10 Apr Let’s Learn From Our Periods
A few years ago I read a book called Wild Power and more recently Period Power. Two amazing books that have given me an understanding of my mental and physical health, and a new found respect for my menstrual cycle.
I was a late starter. My periods started on a hot, Saturday afternoon in July 1985, I was 15. I had been waiting so long to catch up with the other girls at school and when I saw the blood in my pants I knew exactly what it meant. I wasn’t scared, I was relieved. Finally, I had ‘come on.’
I remember that my Mum was out at the time, but my dad was home. As the father of three daughters, I was lucky that his reaction was so positive. In fact, I think he was as relieved as me.
He gave me £50, told me to ditch my Doc Martens and go out and by some footwear more suitable for a lady. It was a mixed reaction, I was delighted with this enormous amount of cash, but loathed to exchange my DM’s for a pair of heels. When mum came home, she handed me a box of tampons and a packet of sanitary towels and after a brief explanation of how to contain the flow of blood, I was left to my own devices.
I recall looking at the pale blue leaflet inside the box of tampons and the basic anatomical drawing of the insides of a woman. Daunted by the diagram of a large pink canal winding its way up her insides, where apparently, the tampon would eventually sit. Then the realisation that wee and blood came out of two different exits. Following the instructions on the leaflet, I put one foot up on the toilet seat and started digging around with my fingers trying to find the right hole in which to clumsily insert the cardboard tube that dispensed a cotton wool plug. It was too much. I opted for sanitary towels.
My periods were heavy and painful, and after a brief visit to the Dr’s, I was put on the pill at sixteen. It sorted out my pain and acne, but it didn’t agree with my body and after a year I made the decision to take myself off it.

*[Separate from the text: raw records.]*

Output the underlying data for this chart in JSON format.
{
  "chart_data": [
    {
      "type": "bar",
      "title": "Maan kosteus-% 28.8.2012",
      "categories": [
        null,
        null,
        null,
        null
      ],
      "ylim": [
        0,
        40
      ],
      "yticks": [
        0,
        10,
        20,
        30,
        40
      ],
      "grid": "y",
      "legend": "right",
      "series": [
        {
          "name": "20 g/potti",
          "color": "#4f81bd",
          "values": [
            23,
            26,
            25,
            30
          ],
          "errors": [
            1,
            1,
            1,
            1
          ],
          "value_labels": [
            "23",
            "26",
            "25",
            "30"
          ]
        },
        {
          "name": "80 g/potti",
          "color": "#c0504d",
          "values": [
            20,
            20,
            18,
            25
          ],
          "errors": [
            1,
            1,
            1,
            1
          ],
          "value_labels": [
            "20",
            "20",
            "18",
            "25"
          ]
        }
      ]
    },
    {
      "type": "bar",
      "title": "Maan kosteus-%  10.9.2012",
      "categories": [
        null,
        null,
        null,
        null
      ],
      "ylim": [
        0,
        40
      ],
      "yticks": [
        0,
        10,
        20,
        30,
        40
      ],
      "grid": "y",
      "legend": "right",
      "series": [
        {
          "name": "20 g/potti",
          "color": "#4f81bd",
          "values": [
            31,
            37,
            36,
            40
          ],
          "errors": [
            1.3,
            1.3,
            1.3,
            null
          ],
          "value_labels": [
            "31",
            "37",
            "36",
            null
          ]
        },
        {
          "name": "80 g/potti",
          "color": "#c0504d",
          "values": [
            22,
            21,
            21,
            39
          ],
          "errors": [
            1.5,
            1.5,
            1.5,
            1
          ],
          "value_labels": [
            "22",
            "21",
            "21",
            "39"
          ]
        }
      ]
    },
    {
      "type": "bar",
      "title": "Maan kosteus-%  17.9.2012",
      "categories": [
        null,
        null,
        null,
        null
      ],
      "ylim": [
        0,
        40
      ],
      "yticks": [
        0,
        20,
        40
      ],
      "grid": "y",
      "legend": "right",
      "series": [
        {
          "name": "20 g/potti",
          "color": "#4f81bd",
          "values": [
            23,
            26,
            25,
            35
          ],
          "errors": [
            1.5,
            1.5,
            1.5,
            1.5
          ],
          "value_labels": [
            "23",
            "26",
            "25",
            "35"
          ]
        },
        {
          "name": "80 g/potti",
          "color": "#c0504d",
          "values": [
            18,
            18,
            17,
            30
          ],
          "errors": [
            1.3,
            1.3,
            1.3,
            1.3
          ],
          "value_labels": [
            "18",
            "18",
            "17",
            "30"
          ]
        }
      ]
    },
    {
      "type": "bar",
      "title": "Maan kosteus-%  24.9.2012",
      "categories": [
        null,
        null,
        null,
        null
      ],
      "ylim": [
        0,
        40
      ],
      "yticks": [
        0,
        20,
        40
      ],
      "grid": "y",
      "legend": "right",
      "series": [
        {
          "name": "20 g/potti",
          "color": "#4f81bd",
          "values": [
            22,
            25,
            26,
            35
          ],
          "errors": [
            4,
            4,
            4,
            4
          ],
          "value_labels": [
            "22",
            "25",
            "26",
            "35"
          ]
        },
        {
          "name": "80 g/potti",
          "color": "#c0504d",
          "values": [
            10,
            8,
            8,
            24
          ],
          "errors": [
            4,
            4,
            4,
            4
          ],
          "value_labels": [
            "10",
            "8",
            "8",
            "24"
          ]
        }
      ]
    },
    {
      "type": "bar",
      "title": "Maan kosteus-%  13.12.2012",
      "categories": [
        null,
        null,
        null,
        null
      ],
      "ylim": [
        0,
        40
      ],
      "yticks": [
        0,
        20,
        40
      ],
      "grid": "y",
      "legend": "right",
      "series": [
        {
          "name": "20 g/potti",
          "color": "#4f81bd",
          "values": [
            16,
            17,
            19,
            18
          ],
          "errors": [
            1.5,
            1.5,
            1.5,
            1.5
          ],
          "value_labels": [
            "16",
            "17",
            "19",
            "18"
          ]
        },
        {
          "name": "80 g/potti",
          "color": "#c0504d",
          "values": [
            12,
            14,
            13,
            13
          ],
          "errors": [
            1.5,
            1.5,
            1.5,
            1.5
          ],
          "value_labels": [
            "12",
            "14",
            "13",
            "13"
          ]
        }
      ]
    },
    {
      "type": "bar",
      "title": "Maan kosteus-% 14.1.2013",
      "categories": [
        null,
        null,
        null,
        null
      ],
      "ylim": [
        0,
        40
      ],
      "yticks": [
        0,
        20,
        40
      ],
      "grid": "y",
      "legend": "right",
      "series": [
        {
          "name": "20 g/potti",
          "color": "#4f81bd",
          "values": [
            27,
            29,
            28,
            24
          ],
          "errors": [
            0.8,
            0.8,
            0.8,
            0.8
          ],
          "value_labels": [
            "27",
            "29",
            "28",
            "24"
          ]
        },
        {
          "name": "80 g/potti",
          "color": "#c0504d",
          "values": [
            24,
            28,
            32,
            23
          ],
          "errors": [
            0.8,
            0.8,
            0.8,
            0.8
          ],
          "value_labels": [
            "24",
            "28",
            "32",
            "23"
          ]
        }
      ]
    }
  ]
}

I wish books such as Wild Power had been around back then. Books which explained our menstrual cycle POSITIVELY. That would have changed the way we experienced our periods and opened up the conversation within families, schools and between friends.
For many of us, having periods is a negative experience. For over thirty years I’ve been saying “I’ve got my bloody period.” The language we use to describe our periods is anything but positive; painful, heavy, bad, horrendous, all words I’ve heard used by others and myself to describe, including PMT, 7-10 days of every month. I let my periods dictate my life and not in a positive way.
So as we transition into the next hormonal chapter of our lives, let’s learn from our periods. Let’s work with our bodies, not against them.
Let’s open up the conversation to friends and family. It’s more than OK to talk about what we are experiencing and how we are feeling.
Let’s accept the changes our bodies are making as naturally as we did at the beginning of our journey when we were young girls. Now we are older and wiser, we have more control and freedom over how we think and how we use medication. We can carefully choose the language we use to describe how our physical body is making us feel.
Our periods are not and never were ‘The Curse.’ They were the precursor to the women we are today. Our wonderful bodies are changing and after all these years, they want rid of the hormones that have played such a huge part already in our lives. The hormone imbalances will affect us all in different ways.
So let’s talk, change our language, and seek out the help we need to cope with our symptoms. Ladies, we are changing and society is changing. For the greater good, the world needs more Merry Menopausal women.